MDA at Afula terror incident.
(photo credit: MDA)
Among the many messages and posts I’ve received during the current terror campaign against Israel was one by a friend in the US urging my family and me to stay away from the “hot spots.”
Well, ahem... that’s unlikely to happen, since it’s impossible to predict which spot is going to be hot until you’re already engulfed in the flames of an attack. That’s why, like most Israelis, I continue to go about my usual routine as much as possible.
The bus route I take generally twice a day to and from my office is like some macabre version of those ‘homes of the Hollywood stars’ tours – passing by the “greatest hits” that have been in the headlines in recent days.
It starts off right around the corner from The Jerusalem Post
, where Wednesday night, convoys of security vehicles with wailing sirens zoomed past our open windows on the way to the central bus station, where a Palestinian had just stabbed an elderly woman climbing onto a bus.
A few hours later, close to midnight, the long traffic lines and the tumult was replaced by an eerie quiet, with most of the late-night cavalcade of motley street traffic absent and the bus stop deserted.

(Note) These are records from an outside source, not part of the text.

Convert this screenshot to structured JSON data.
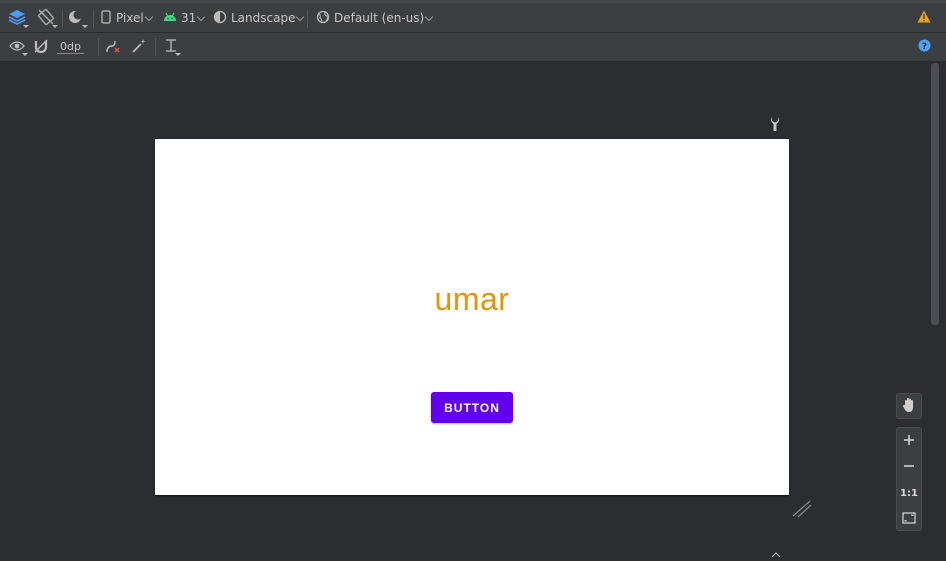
{
  "toolbar": {
    "device": "Pixel",
    "api_level": "31",
    "orientation": "Landscape",
    "locale": "Default (en-us)",
    "margin_value": "0dp"
  },
  "layout": {
    "text_view": "umar",
    "button_label": "BUTTON"
  },
  "zoom": {
    "actual_size_label": "1:1"
  },
  "colors": {
    "panel": "#3c3f41",
    "canvas_bg": "#2b2d30",
    "text_color": "#e5930a",
    "button_bg": "#6200ee",
    "android_green": "#3ddc84",
    "warning": "#f0a30a",
    "help": "#4aa3ff"
  },
  "icons": [
    "layers-icon",
    "rotate-off-icon",
    "night-mode-icon",
    "phone-icon",
    "android-icon",
    "theme-icon",
    "globe-icon",
    "warning-icon",
    "eye-icon",
    "magnet-icon",
    "clear-constraints-icon",
    "magic-wand-icon",
    "guidelines-icon",
    "help-icon",
    "wrench-icon",
    "pan-hand-icon",
    "zoom-in-icon",
    "zoom-out-icon",
    "zoom-fit-icon",
    "resize-handle-icon"
  ]
}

I put on my headphones, turn up the music and join the three passengers on the No. 174 as it starts its 10-kilometer journey to Ma’aleh Adumim by turning down Bar-Ilan Street toward Ammunition Hill. That travel hub featuring a light-rail stop along with numerous bus lines has been the site of a series of driveby ramming attacks and more recently several stabbings, despite being situated directly across from the Israel Police national headquarters.
Tonight the security personnel manning the heavily barricaded waiting area outnumber the passengers, as most residents of the Jerusalem area are preferring to hunker down after dark in their homes instead of tempting fate.

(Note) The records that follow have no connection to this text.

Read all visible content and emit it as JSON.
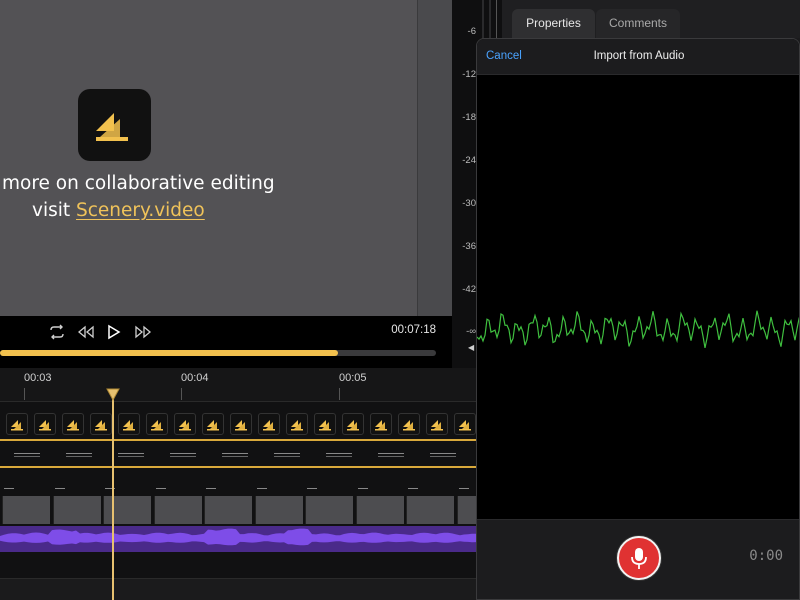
{
  "preview": {
    "line1": "more on collaborative editing",
    "line2_prefix": "visit ",
    "link": "Scenery.video"
  },
  "transport": {
    "time": "00:07:18",
    "progress": 0.775
  },
  "meter": {
    "labels": [
      "-6",
      "-12",
      "-18",
      "-24",
      "-30",
      "-36",
      "-42",
      "-∞"
    ]
  },
  "tabs": [
    {
      "label": "Properties",
      "active": true
    },
    {
      "label": "Comments",
      "active": false
    }
  ],
  "timeline": {
    "ticks": [
      "00:03",
      "00:04",
      "00:05"
    ]
  },
  "modal": {
    "cancel_label": "Cancel",
    "title": "Import from Audio",
    "rec_time": "0:00"
  },
  "colors": {
    "accent": "#f2c14e",
    "waveform": "#3fbf3f",
    "record": "#e03232",
    "link": "#4aa3ff",
    "audio_track": "#6a3ad1"
  }
}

As we cross Route 1, which marks the unofficial border between west and east Jerusalem, the streets are even more desolate.
Emerging from the Naomi Shemer Tunnel, which cuts through Mount Scopus, we’re in the West Bank, passing prime rock-throwing locations that have targeted Israeli vehicles repeatedly.
I stare out the window, looking for any movement in the dark, desolate landscape bordering Isawiya, as the strains of The Replacements’ song “Portland” with its sage advice of ‘trust no one, I suppose’ rings true in the moment.
Now, we’re passing the a-Zaim checkpoint on the other side of the road, the site where a Palestinian woman was nabbed with a cooking gas canister-bomb in her car by an alert policeman, and another flashpoint of attempted stabbings and rundowns. The bored-looking young soldiers don’t have much to do tonight, as the road heading into Jerusalem is practically devoid of traffic.
Careening down the steep, winding road toward the Ma’aleh Adumim exit, all eyes continue to look out the window as Radiohead’s timely plea of “no alarms and no surprises, please” fills the void.
The slow upgrade to Ma’aleh Adumim lightens the mood, with the mothership in view. The checkpoint at the entrance to the city, across from the Palestinian community of Azariya, marks the last terrorist attack site on our journey. It is the scene of the usual barrage of attempted stabbings, shootings, and car-rammings, but tonight we’re laconically waved through by the security company guard.
Minutes later, I’m ensconced at home with a late-night snack.
It didn’t end that peacefully a few nights earlier – at the top of the incline approaching the traffic circle junction between Ma’aleh Adumim and Azariya, I spied a bunch of flickering lights about 60 meters away atop a hill that led to the Arab village. Before I was able to comprehend what was happening, six figures on the hill threw the lights – actually firebombs – toward the bus in an arching trail like a comet. They all landed less than 10 meters away from the bus, blocking the road with flames.
As the perpetrators ran back toward Azariya, the driver stopped short, backed up and bypassed the obstacle. Some passengers stoop up, others muttered about the lack of security, and caught up in the surreal quality of the moment, I expected a director to suddenly emerge and yell “cut!” That didn’t happen. Instead, I arrived home, looked in on my sleeping family and pondered what might have happened if those young Palestinian throwing arms had been a little stronger.
In the morning, like the rest of the country without any other choice living through these extraordinary times, I got back on the bus.